None of the three initially saw a link between their status as immigrants and their subsequent public service. “The only thing my parents ever pushed me into was studying and doing something with foreign policy,” said Albright. It wasn’t until an earlier career as a journalist was derailed by her husband’s own newspaper job that she got her doctorate and ended up working for Democratic Sen. Edmund Muskie of Maine. “I wasn’t pushed into government service, but I sure am glad I got there,” she said. “There is no greater honor than public service. As a refugee or an immigrant it’s even more important.”
For all three, however, personal history would play a role. Albright recalled her first time swearing in new citizens. The date was July 4, 2000; the naturalization ceremony was held at Monticello, former home of President Thomas Jefferson. One of the new Americans, she said, “walked away saying, ‘Can you believe I’m a refugee, and I got my naturalization certificate from the secretary of state? I went after him and said, ‘Can you believe I am a refugee, and I could be secretary of state?’”
McCormick “fell into” public service when she landed a job working in the state senate in Texas. “It was an upgrade from waitressing,” she said, adding that she quickly “realized how much influence very young people could have.” Her background came to fore, however, on 9/11. Eight months pregnant and serving as an assistant to the president for presidential personnel in the Bush White House, McCormick, recalled being hurriedly evacuated. “They’re never going to let us back into the White House,” she remembered thinking. To her surprise, “President Bush convened a meeting the next morning at 8:15, and the message was, ‘You will never defeat us.’ That was when I began to be able to use my language and my heritage to serve my country,” she said.
Uzo-Okoro inherited a legacy of helping from her mother, a nurse. “She always said you have to give back,” she recalled. That meant that when career choices beckoned — in her case, “NASA versus the corporate world” — the choice was simple. “It was our family’s gratitude to this country,” she said, adding. “I thought I would do it for a year or two, but I was having so much fun and it felt like such an honor to contribute to our space policy.”
The current debate about immigration, nativist prejudice, and violence was raised by subsequent questions from Burns, as well as commenters like Spanish diplomat Jose Luis B. de Colmenares, the Rafael del Pino-Spanish Ministry of Foreign Affairs Fellow with the Kennedy School’s Project on Europe and the Transatlantic Relationship.

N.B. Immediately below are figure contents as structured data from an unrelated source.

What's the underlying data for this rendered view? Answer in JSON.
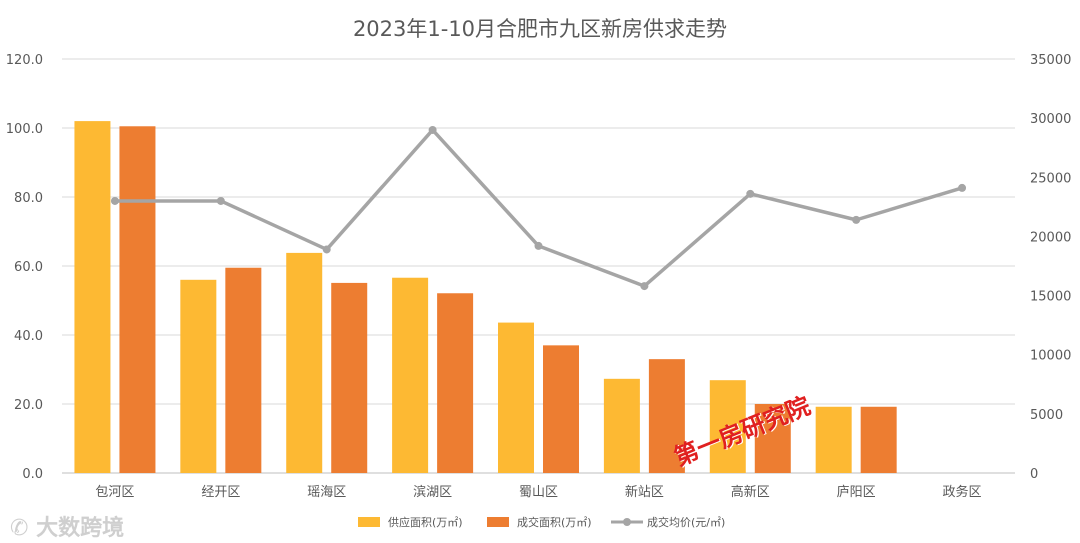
{
  "chart_data": {
    "type": "bar",
    "title": "2023年1-10月合肥市九区新房供求走势",
    "categories": [
      "包河区",
      "经开区",
      "瑶海区",
      "滨湖区",
      "蜀山区",
      "新站区",
      "高新区",
      "庐阳区",
      "政务区"
    ],
    "series": [
      {
        "name": "供应面积(万㎡)",
        "type": "bar",
        "axis": "left",
        "color": "#FDB933",
        "values": [
          102.0,
          56.0,
          63.8,
          56.6,
          43.6,
          27.3,
          26.9,
          19.2,
          null
        ]
      },
      {
        "name": "成交面积(万㎡)",
        "type": "bar",
        "axis": "left",
        "color": "#ED7D31",
        "values": [
          100.5,
          59.5,
          55.1,
          52.1,
          37.0,
          33.0,
          20.0,
          19.2,
          null
        ]
      },
      {
        "name": "成交均价(元/㎡)",
        "type": "line",
        "axis": "right",
        "color": "#A5A5A5",
        "values": [
          23000,
          23000,
          18900,
          29000,
          19200,
          15800,
          23600,
          21400,
          24100
        ]
      }
    ],
    "left_axis": {
      "min": 0,
      "max": 120,
      "step": 20,
      "tick_labels": [
        "0.0",
        "20.0",
        "40.0",
        "60.0",
        "80.0",
        "100.0",
        "120.0"
      ]
    },
    "right_axis": {
      "min": 0,
      "max": 35000,
      "step": 5000,
      "tick_labels": [
        "0",
        "5000",
        "10000",
        "15000",
        "20000",
        "25000",
        "30000",
        "35000"
      ]
    },
    "grid": true,
    "legend_position": "bottom"
  },
  "watermarks": {
    "brand": "大数跨境",
    "stamp": "第一房研究院"
  }
}
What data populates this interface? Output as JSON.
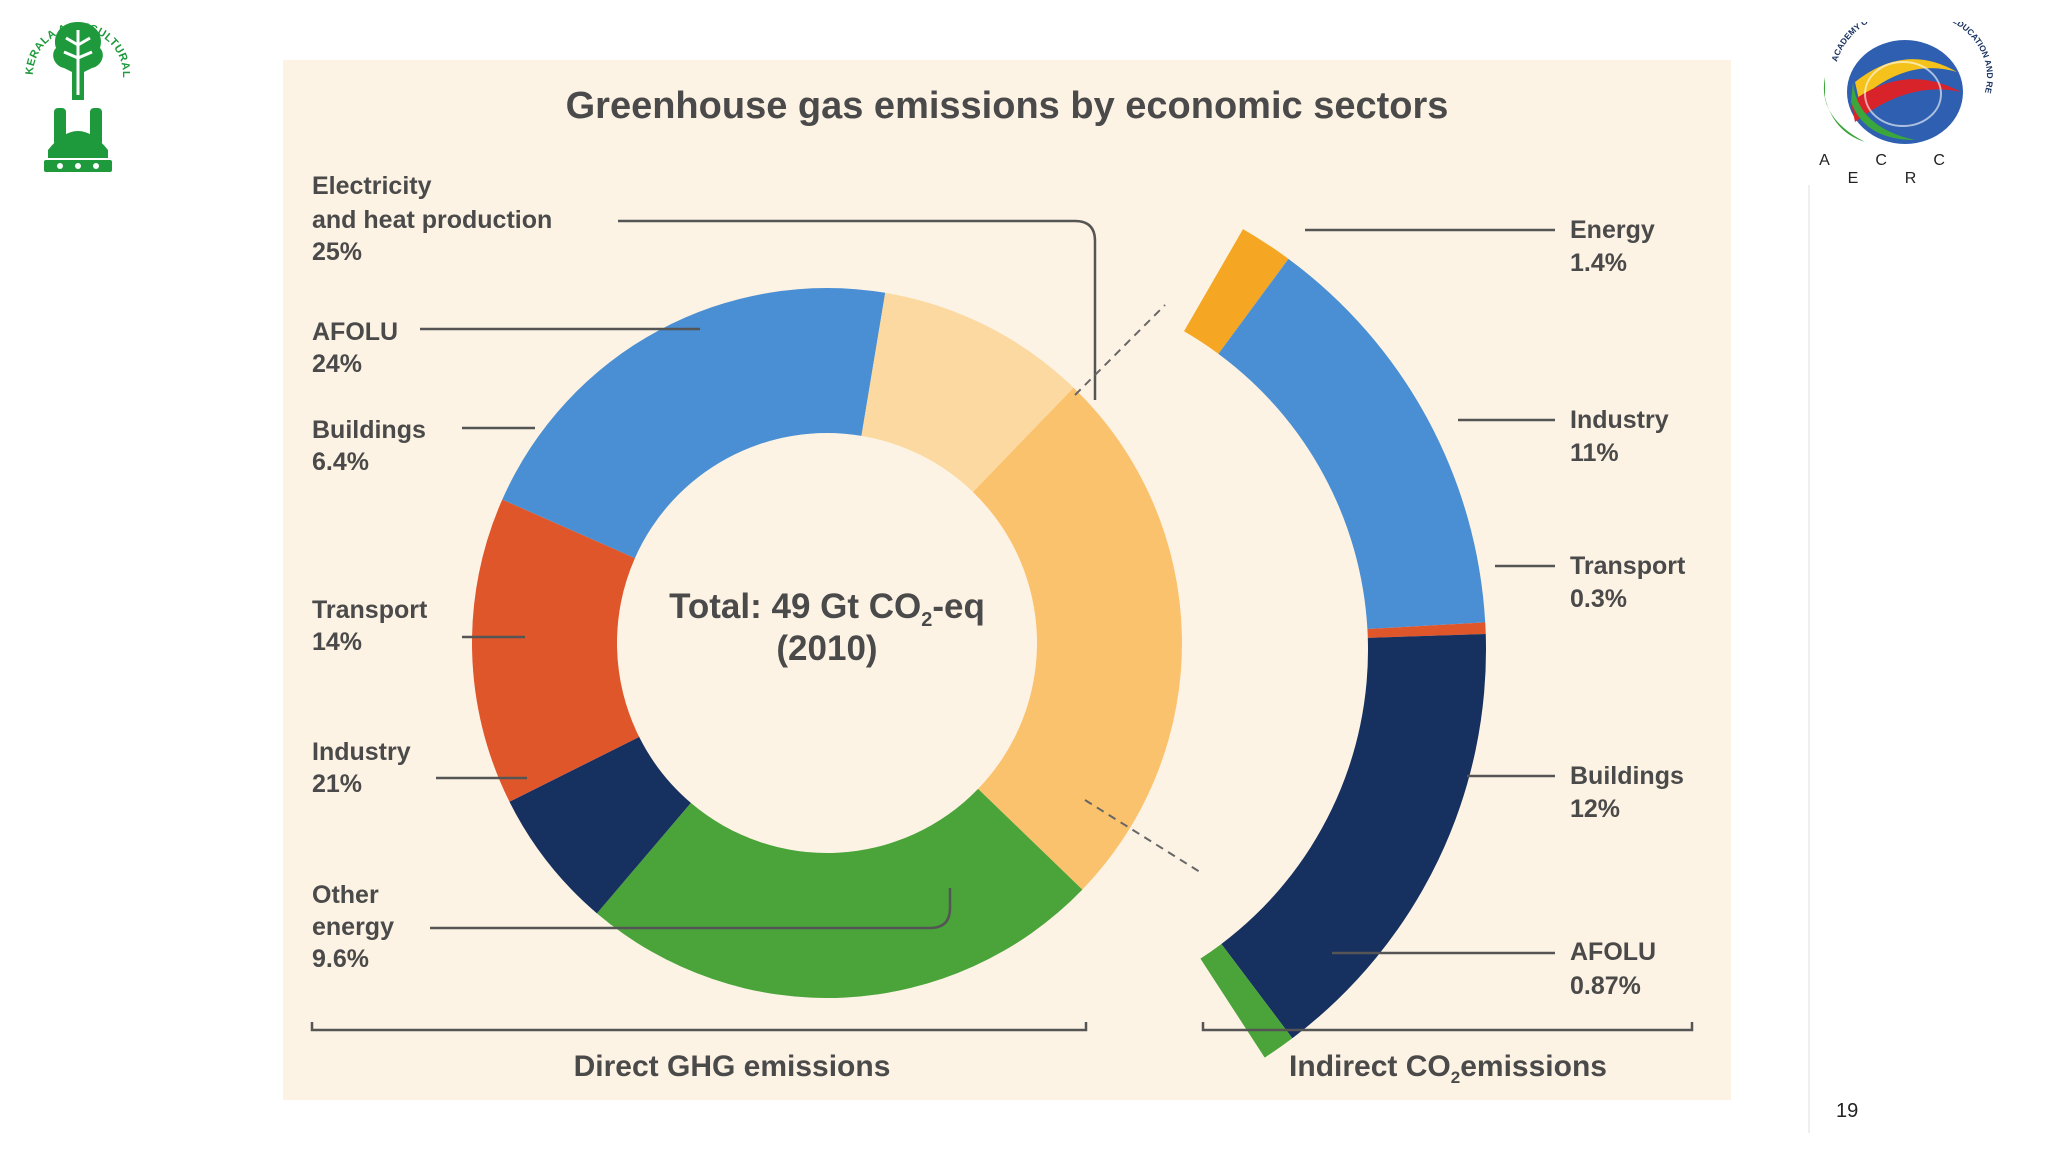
{
  "slide": {
    "page_number": "19",
    "left_logo": {
      "name": "Kerala Agricultural University emblem",
      "ring_text": "KERALA AGRICULTURAL UNIVERSITY",
      "colors": {
        "primary": "#1e9a3c"
      }
    },
    "right_logo": {
      "name": "ACCER globe logo",
      "ring_text": "ACADEMY OF CLIMATE CHANGE EDUCATION AND RESEARCH",
      "caption": "A C C E R",
      "colors": {
        "green": "#3aa63c",
        "blue": "#2f5fb0",
        "red": "#d8232a",
        "yellow": "#f4c21a"
      }
    }
  },
  "chart_data": {
    "type": "pie",
    "variant": "donut with exploded breakdown arc",
    "title": "Greenhouse gas emissions by economic sectors",
    "center_label": {
      "line1": "Total: 49 Gt CO",
      "subscript": "2",
      "line1_suffix": "-eq",
      "line2": "(2010)"
    },
    "direct_emissions": {
      "group_label": "Direct GHG emissions",
      "unit": "%",
      "slices": [
        {
          "name": "Electricity and heat production",
          "label_lines": [
            "Electricity",
            "and heat production"
          ],
          "value": 25,
          "value_label": "25%",
          "color": "#fbc26e"
        },
        {
          "name": "AFOLU",
          "label_lines": [
            "AFOLU"
          ],
          "value": 24,
          "value_label": "24%",
          "color": "#4aa43a"
        },
        {
          "name": "Buildings",
          "label_lines": [
            "Buildings"
          ],
          "value": 6.4,
          "value_label": "6.4%",
          "color": "#16305f"
        },
        {
          "name": "Transport",
          "label_lines": [
            "Transport"
          ],
          "value": 14,
          "value_label": "14%",
          "color": "#e0562b"
        },
        {
          "name": "Industry",
          "label_lines": [
            "Industry"
          ],
          "value": 21,
          "value_label": "21%",
          "color": "#4a8fd4"
        },
        {
          "name": "Other energy",
          "label_lines": [
            "Other",
            "energy"
          ],
          "value": 9.6,
          "value_label": "9.6%",
          "color": "#fcd9a0"
        }
      ]
    },
    "indirect_emissions": {
      "group_label": "Indirect CO",
      "group_label_subscript": "2",
      "group_label_suffix": "emissions",
      "breakdown_of": "Electricity and heat production",
      "unit": "%",
      "segments": [
        {
          "name": "Energy",
          "value": 1.4,
          "value_label": "1.4%",
          "color": "#f5a623"
        },
        {
          "name": "Industry",
          "value": 11,
          "value_label": "11%",
          "color": "#4a8fd4"
        },
        {
          "name": "Transport",
          "value": 0.3,
          "value_label": "0.3%",
          "color": "#e0562b"
        },
        {
          "name": "Buildings",
          "value": 12,
          "value_label": "12%",
          "color": "#16305f"
        },
        {
          "name": "AFOLU",
          "value": 0.87,
          "value_label": "0.87%",
          "color": "#4aa43a"
        }
      ]
    },
    "colors": {
      "panel_background": "#fdf3e4",
      "leader_lines": "#555555",
      "text": "#4a4a4a"
    }
  }
}
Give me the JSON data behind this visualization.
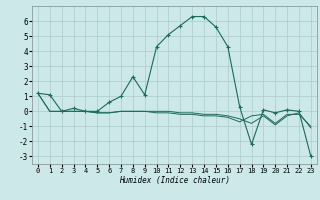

Albright acknowledged the ongoing problems, referring to her recent book, “Fascism: A Warning.” “We are at a critical point of what the world in the 21st century is going to look like,” she warned, while urging honest self-appraisal. “I don’t want to see the Statue of Liberty weeping.”
McCormick agreed with her prescription. “We are on a journey to form a more perfect union,” she said. “Being honest is one of the most humble ways we can talk about those issues.” In conclusion, Uzo-Okoro, the youngest of the three, spoke of her own hopefulness, even in the face of conflict. “Everywhere you go in this world, you can spot an American because they are optimistic,” she said. “I believe in the U.S. and the American dream.”